IMATINIB FOR DERMATOFIBROSARCOMA PROTUBERANS

Clin Cancer Res. 2015 Aug 10. pii: clincanres.1243.2015. [Epub ahead of print]

Efficacy and biological activity of imatinib in metastatic dermatifibrosarcoma protuberans (DFSP).

Stacchiotti S1, Pantaleo MA2, Negri T3, Astolfi A4, Tazzari M5, Dagrada GP6, Urbini M7, Indio V8, Maestro R9, Gronchi A10, Fiore M11, Dei Tos AP12, Conca E13, Palassini E14, Vincenzi B15, Grosso F16, Pilotti S17, Castelli C18, Casali PG19.

Author information

Abstract

PURPOSE: 

To report on imatinib mesylate (IM) in patients with metastatic dermatofibrosarcoma protuberans (DFSP)/ fibrosarcomatous (FS)-DFSP and on the impact of the treatment on tumor biology Experimental Design:Ten consecutive patients treated with IM from 2007 to 2015 for a metastatic relapse from DFSP/FS-DFSP were identified.
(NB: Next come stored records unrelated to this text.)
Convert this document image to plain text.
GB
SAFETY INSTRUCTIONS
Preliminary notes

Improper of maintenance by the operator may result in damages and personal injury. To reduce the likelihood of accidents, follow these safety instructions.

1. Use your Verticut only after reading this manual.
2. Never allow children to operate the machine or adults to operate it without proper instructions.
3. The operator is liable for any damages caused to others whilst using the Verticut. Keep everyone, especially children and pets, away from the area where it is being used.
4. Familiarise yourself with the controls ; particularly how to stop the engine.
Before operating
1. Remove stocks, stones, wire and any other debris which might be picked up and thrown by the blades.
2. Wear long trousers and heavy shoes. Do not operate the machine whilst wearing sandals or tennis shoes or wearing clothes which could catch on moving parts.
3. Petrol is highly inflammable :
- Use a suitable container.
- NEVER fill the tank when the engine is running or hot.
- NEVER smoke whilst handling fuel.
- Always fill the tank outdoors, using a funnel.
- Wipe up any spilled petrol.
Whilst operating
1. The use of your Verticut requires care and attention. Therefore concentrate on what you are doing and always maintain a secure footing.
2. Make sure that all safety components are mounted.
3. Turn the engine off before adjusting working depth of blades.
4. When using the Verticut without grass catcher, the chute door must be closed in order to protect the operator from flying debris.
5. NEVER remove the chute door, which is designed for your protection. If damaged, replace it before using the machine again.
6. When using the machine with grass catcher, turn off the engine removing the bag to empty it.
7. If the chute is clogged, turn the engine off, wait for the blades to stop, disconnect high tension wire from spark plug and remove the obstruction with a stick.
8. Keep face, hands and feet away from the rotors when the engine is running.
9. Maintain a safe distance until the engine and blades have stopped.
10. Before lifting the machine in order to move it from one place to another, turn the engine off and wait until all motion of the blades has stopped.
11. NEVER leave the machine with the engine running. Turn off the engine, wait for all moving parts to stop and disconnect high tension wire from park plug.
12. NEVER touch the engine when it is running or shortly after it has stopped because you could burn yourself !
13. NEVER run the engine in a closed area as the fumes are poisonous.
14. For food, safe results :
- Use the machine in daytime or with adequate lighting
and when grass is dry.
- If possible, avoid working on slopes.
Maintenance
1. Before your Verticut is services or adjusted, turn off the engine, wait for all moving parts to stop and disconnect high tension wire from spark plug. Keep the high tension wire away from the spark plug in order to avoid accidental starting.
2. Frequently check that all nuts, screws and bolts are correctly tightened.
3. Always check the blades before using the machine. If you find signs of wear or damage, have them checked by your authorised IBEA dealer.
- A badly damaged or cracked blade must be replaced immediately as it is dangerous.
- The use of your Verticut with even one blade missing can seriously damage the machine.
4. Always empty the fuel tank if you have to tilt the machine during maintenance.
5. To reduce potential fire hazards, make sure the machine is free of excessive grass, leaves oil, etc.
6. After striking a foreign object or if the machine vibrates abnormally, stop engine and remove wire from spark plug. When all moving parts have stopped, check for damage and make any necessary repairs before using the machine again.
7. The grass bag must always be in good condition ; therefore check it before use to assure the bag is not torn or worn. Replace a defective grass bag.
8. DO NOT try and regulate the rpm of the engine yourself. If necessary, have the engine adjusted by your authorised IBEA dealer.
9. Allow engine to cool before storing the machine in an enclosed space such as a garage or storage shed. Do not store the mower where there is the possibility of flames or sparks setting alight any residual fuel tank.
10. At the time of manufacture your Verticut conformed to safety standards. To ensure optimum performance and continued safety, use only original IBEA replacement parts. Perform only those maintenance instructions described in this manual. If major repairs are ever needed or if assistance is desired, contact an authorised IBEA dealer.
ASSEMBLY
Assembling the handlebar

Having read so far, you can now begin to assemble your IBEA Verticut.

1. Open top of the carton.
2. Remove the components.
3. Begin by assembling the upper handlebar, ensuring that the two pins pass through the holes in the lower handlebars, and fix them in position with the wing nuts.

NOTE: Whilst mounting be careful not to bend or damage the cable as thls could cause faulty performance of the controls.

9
FISH analysis for COL1A1-PDGFb was performed. Two IM-treated and 4 naïve FS-DFSP were transcriptionally profiled by RNAseq on HiScanSQ platform. Differential gene expression was analyzed with edgeR (Bioconductor), followed by hierarchical clustering and Principal Component Analysis (PCA).

RESULTS: 

All cases featured fibrosarcomatous in the metastasis and retained the COL1A1-PDGFB. Best RECIST response was: 8 PR, 1 SD, 1 PD. Median PFS was 11 months. Five patients received surgery after IM and all relapsed. IM was restored in 4 patients with a new response. After IM, the most up-regulated genes included those encoding for immunoglobulins and those affecting functions and differentiation of endothelial cells. Pathway enrichment analysis revealed up-regulation in genes involved in antigen processing and presentation, NK mediated cytotoxicity, and drug and xenobiotics metabolism. Conversely, a significant down-regulation of kinase signaling pathways was detected.

CONCLUSIONS: 

All metastatic cases were fibrosarcomatous. Most patients responded to IM but PFS was shorter than reported in published series which included both DFSP and FS/DFSP. All patients operated after IM had a relapse, suggesting that IM cannot eradicate metastatic cases and that the role of surgery is limited. Transcriptional profile of naïve and post-treatment samples pointed the contribution of immune infiltrates in sustaining the response to IM.